System: Arcade, Genesis, PC Engine/CD
Year: 1989
Availability: Windows
Daisenpuu marks the one instance that longtime Toaplan distributor, Taito, was specific about the kind of game they wanted instead of waiting for Toaplan to show them what they’d been cooking up, and even specified what hardware they wanted it on. Which is why it’s on the Taito X System arcade board instead of one of Toaplan’s own creations.
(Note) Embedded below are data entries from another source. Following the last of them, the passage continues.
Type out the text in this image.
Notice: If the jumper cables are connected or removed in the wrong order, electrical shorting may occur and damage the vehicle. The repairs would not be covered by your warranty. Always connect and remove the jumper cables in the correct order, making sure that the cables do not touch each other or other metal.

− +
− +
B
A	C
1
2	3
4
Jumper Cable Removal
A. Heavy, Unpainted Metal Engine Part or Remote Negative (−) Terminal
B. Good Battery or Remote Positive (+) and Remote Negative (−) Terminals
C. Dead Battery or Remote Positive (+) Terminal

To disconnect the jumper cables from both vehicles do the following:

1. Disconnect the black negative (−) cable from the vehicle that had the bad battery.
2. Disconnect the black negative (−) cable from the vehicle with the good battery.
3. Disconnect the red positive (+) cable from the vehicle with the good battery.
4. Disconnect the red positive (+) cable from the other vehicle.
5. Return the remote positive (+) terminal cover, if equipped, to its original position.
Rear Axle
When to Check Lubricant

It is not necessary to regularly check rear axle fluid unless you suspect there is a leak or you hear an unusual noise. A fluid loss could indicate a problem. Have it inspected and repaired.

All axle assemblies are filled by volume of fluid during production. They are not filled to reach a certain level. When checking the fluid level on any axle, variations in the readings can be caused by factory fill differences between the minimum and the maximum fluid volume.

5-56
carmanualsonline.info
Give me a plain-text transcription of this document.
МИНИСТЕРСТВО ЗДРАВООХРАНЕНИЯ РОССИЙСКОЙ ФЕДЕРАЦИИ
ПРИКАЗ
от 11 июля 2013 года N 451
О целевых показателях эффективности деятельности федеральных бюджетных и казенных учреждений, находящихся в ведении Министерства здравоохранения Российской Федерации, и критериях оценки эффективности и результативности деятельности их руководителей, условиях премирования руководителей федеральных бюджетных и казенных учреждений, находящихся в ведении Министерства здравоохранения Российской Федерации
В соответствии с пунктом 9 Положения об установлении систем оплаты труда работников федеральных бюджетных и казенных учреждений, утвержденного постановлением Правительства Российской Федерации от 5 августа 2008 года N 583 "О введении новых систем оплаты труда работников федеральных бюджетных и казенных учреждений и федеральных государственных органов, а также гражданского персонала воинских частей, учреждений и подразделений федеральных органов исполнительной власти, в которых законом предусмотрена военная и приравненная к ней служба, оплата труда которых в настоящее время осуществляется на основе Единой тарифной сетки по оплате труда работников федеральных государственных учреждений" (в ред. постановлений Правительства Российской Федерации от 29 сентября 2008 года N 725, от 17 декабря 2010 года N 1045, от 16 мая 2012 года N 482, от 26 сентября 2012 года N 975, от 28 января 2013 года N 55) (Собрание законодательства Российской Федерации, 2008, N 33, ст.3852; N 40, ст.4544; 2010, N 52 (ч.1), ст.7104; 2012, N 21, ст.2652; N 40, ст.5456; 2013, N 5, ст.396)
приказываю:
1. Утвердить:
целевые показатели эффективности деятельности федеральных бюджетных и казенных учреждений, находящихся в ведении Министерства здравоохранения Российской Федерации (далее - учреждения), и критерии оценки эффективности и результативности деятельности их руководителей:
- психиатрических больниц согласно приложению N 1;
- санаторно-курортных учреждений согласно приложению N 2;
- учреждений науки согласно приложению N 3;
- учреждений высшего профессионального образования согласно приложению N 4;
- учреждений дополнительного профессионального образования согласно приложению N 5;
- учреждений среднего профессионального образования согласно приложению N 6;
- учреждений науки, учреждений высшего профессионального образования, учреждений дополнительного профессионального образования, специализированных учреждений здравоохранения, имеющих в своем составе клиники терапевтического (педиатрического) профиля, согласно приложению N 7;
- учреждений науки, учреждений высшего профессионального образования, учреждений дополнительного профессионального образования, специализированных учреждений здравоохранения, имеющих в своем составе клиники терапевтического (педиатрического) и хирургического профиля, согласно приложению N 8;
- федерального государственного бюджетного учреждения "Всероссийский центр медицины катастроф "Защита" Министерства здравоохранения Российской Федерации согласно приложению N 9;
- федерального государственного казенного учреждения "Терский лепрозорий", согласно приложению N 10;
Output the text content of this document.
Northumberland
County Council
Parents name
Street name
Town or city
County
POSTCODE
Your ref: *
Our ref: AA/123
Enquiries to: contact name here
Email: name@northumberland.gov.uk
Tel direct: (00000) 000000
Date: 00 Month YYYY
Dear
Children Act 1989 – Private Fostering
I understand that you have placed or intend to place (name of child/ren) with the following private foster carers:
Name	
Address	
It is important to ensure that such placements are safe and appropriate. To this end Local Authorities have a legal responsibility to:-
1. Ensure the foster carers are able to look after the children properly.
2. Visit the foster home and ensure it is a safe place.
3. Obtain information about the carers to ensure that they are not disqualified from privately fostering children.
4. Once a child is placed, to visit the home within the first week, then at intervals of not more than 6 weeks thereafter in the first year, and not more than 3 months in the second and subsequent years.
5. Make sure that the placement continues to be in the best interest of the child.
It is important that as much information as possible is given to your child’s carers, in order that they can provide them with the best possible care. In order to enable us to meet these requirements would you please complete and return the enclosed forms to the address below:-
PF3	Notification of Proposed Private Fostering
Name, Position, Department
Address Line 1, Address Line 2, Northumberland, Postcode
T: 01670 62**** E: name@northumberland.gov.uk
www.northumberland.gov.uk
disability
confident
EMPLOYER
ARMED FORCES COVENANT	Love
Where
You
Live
Daisenpuu is mistaken for being part of the Tiger series sometimes since the international release, Twin Hawk, uses the word “Twin” in it, but it’s nothing like those titles, really. For one, you fly a plane, not a chopper, in it. And, instead of bombs, you summon a whole bunch of wingmen into battle with you, which gives you a leg up on difficult foes and bosses. Until they’re all shot down and use themselves as flying bombs in a last-ditch effort to defeat their foes, anyway. It’s a very different way of playing an STG and rationing out your “bombs,” but it’s also a concept that could have used another pass in a sequel to get it at the same level as some of Toaplan’s other works.
10. Slap Fight

System: Arcade, Genesis
Year: 1986
Availability: Windows
Slap Fight borrowed the customizable power-up bar from Konami’s Gradius, and placed it in a vertical shooter. It also utilized a mechanic from Data East’s B-Wings, which caused your ship to grow in size every time it powered up. Given this, it’s a weird shooter, conceptually and in practice, somehow even weirder in 2024 than it was in 1986. It’s compelling, though, another game that, like Tiger-Heli, is just so well put together that it’s easier to understand than it should be why Toaplan bothered to have it ported to the Sega Mega Drive seven years after its arcade release. Slap Fight MD was a package deal that included the original as well as a new, updated version, scored by Yuzo Koshiro, and it’s also great.
9. Dogyuun

System: Arcade
Year: 1992
Availability: Windows
Toaplan’s focus, historically, was on highly refined gameplay loops that made players feel like they were the best in the world at the game they were playing. Dogyuun, instead, entered development aiming to produce the best visuals of any Toaplan game to date. Tetsuya Uemura explained in a 2012 interview that, “because we made graphics the top priority, the actual gameplay was kind of unimaginative. It was a shame we couldn’t balance both.” Now, this makes it sound like Dogyuun isn’t a lot of fun, but it truly is. It’s just less fun than it could have been if that balance had been better met. It has some fascinating weapons that all have distinct situational usefulness—you might wonder why you could need two different kinds of homing lasers in one game, but believe me, you do—while making you choose between having a single-use bomb and the ability to dash a space fighter out of harm’s way as much as you want. Or! Skip both and kidnap a small enemy ship with a tractor beam located behind you instead. Well, okay, not all of the ideas are great ones with obvious use cases, but that dash is pretty nifty and different, at least.